Там лежал валун, поросший мхом (зеленым), массивный. Брин положил на него ладонь и постоял так несколько мгновений. Оглянулся на Алуна. При свете факелов трудно было определить, о чем он думает. Но Алун мог догадаться.

— Почему ты его не уничтожил? — тихо спросил он, то были его первые слова в лесу.

— Не знаю, — ответил Брин. — Мне почему-то казалось, что он должен остаться у нас. Лежать здесь. Он был… очень красивый.

Он помедлил несколько секунд, потом повернулся к Алуну спиной, набрал воздуха, навалился плечом на огромный валун и толкнул. Невероятно сильный мужчина. Но ничего не произошло. Брин выпрямился, одной рукой вытер лицо.

— Я могу… — начал Алун.

— Нет, — ответил Брин. — Тогда я сделал это сам.

Двадцать пять лет назад. Молодой человек в расцвете сил, вся жизнь впереди, величайший подвиг его жизни уже совершен. То, за что его будут помнить. Он взял этот поединок на себя, опередив тех, кто по рангу мог сражаться с большим правом. Сегодня он позволил другому человеку драться вместо себя в другом поединке.
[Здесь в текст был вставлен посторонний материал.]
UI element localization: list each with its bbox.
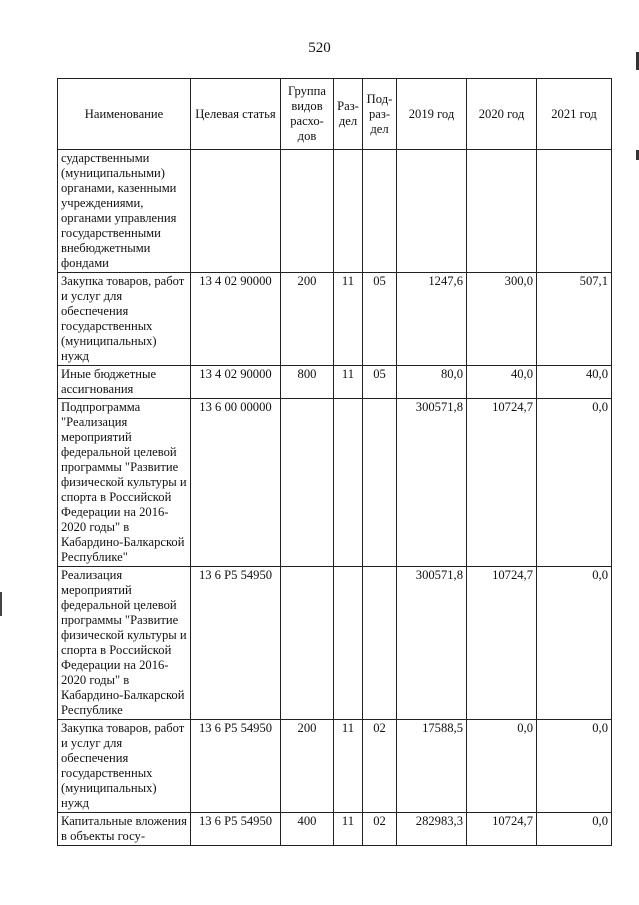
header-subsection: Под-раз-дел <box>363 79 397 150</box>
table-row <box>58 813 612 846</box>
row-name: Закупка товаров, работ и услуг для обеспечения государственных (муниципальных) нужд <box>58 720 191 813</box>
row-2020: 40,0 <box>467 366 537 399</box>
header-2019: 2019 год <box>397 79 467 150</box>
row-section: 11 <box>334 273 363 366</box>
header-2020: 2020 год <box>467 79 537 150</box>
row-section: 11 <box>334 366 363 399</box>
page-number: 520 <box>308 40 331 56</box>
row-target-article: 13 4 02 90000 <box>191 366 281 399</box>
header-2021: 2021 год <box>537 79 612 150</box>
row-2019: 1247,6 <box>397 273 467 366</box>
table-row <box>58 399 612 567</box>
row-2019: 300571,8 <box>397 567 467 720</box>
scan-edge-mark <box>0 592 2 616</box>
row-subsection: 05 <box>363 273 397 366</box>
row-2019: 80,0 <box>397 366 467 399</box>
row-subsection: 02 <box>363 720 397 813</box>
table-row <box>58 273 612 366</box>
header-name: Наименование <box>58 79 191 150</box>
row-2021: 0,0 <box>537 813 612 846</box>
row-2019 <box>397 150 467 273</box>
row-2021: 507,1 <box>537 273 612 366</box>
row-section <box>334 399 363 567</box>
table-row <box>58 150 612 273</box>
row-name: Подпрограмма "Реализация мероприятий федеральной целевой программы "Развитие физической культуры и спорта в Российской Федерации на 2016-2020 годы" в Кабардино-Балкарской Республике" <box>58 399 191 567</box>
row-name: Закупка товаров, работ и услуг для обеспечения государственных (муниципальных) нужд <box>58 273 191 366</box>
row-2019: 282983,3 <box>397 813 467 846</box>
table-row <box>58 720 612 813</box>
table-row <box>58 567 612 720</box>
row-subsection <box>363 567 397 720</box>
row-2020: 0,0 <box>467 720 537 813</box>
header-section: Раз-дел <box>334 79 363 150</box>
row-expense-group <box>281 567 334 720</box>
row-2021: 0,0 <box>537 399 612 567</box>
row-section: 11 <box>334 813 363 846</box>
row-name: сударственными (муниципальными) органами, казенными учреждениями, органами управления государственными внебюджетными фондами <box>58 150 191 273</box>
row-target-article: 13 6 P5 54950 <box>191 720 281 813</box>
row-expense-group <box>281 150 334 273</box>
row-2020: 10724,7 <box>467 813 537 846</box>
row-subsection: 02 <box>363 813 397 846</box>
row-target-article: 13 6 00 00000 <box>191 399 281 567</box>
header-expense-group: Группа видов расхо-дов <box>281 79 334 150</box>
row-expense-group: 200 <box>281 273 334 366</box>
row-2021: 0,0 <box>537 567 612 720</box>
row-2020: 10724,7 <box>467 399 537 567</box>
row-target-article <box>191 150 281 273</box>
row-expense-group: 200 <box>281 720 334 813</box>
row-name: Реализация мероприятий федеральной целевой программы "Развитие физической культуры и спорта в Российской Федерации на 2016-2020 годы" в Кабардино-Балкарской Республике <box>58 567 191 720</box>
budget-table <box>57 78 612 846</box>
row-expense-group: 400 <box>281 813 334 846</box>
row-target-article: 13 4 02 90000 <box>191 273 281 366</box>
row-section <box>334 150 363 273</box>
row-subsection: 05 <box>363 366 397 399</box>
row-name: Капитальные вложения в объекты госу- <box>58 813 191 846</box>
row-section <box>334 567 363 720</box>
row-2020 <box>467 150 537 273</box>
row-expense-group: 800 <box>281 366 334 399</box>
row-target-article: 13 6 P5 54950 <box>191 813 281 846</box>
row-name: Иные бюджетные ассигнования <box>58 366 191 399</box>
table-row <box>58 366 612 399</box>
row-2019: 300571,8 <box>397 399 467 567</box>
row-2020: 300,0 <box>467 273 537 366</box>
row-2021: 0,0 <box>537 720 612 813</box>
row-expense-group <box>281 399 334 567</box>
row-2021: 40,0 <box>537 366 612 399</box>
table-header-row <box>58 79 612 150</box>
row-2019: 17588,5 <box>397 720 467 813</box>
row-subsection <box>363 399 397 567</box>
row-subsection <box>363 150 397 273</box>
row-2020: 10724,7 <box>467 567 537 720</box>
row-target-article: 13 6 P5 54950 <box>191 567 281 720</box>
header-target-article: Целевая статья <box>191 79 281 150</box>
row-section: 11 <box>334 720 363 813</box>
row-2021 <box>537 150 612 273</box>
Он был гордым человеком. Алун стоял с факелами рядом с Кафалом и смотрел, как Брин снова повернулся к валуну, поплевал на ладони, уперся плечом и руками в валун, напрягая тело и ноги, зарычал от натуги, потом выкрикнул имя Джада, бога, даже здесь.

И валун при этом крике сдвинулся с места, как раз настолько, чтобы открыть углубление, и свет факелов Алуна осветил нечто лежащее там, завернутое в ткань.

Брин выпрямился, снова вытер мокрое от пота лицо сначала одним рукавом, потом другим. Выругался, но тихо, без страсти. Алун стоял на месте и ждал. Сердце его все еще сильно билось. Брин опустился на колени, взял ткань и то, что лежало в ней. Встал и пронес этот предмет на вытянутых перед собой руках на расстояние нескольких шагов из-под деревьев, мимо ясеня, на поросшее травой открытое место у освещенного звездами озера.

Он громко вскрикнул и быстро поднял руку, предостерегая. Алун, идущий следом, посмотрел мимо него. Они были здесь. Ждали. Не феи. Зеленые, парящие фигуры, которые он видел в лесу призраков.

Они были здесь, и это из-за них он оказался здесь.

Он знал теперь, кто они такие, наконец-то, и что им от него нужно.

Его попросили. Его умоляли. Вмешаться. Смертного, который умел видеть полумир, который причащался водой озера, принадлежащего царице, и занимался любовью с феей. Они должны это знать. Когда он снова вошел в лес вместе с Торкелом, а затем с Ательбертом, они пришли за ним.

Сердце его сжималось, опутанное, несущее тяжесть, казалось, многих веков. Он не знал, какое участие принимала во всем этом девушка из Эсферта (не знал, что она побывала в лесу в ту самую ночь), но она послала ему картинки, которые они хотели ему показать. Она имела к этому доступ другого рода.

И привела его сюда во второй раз.

— Они не причинят нам вреда, — тихо сказал он Брину.

— Ты знаешь, кто они такие?

— Да, — ответил Алун. — Я знаю.

Брин больше ничего не спросил. То ли не хотел знать, то ли, что более вероятно, из учтивости оставил это Алуну.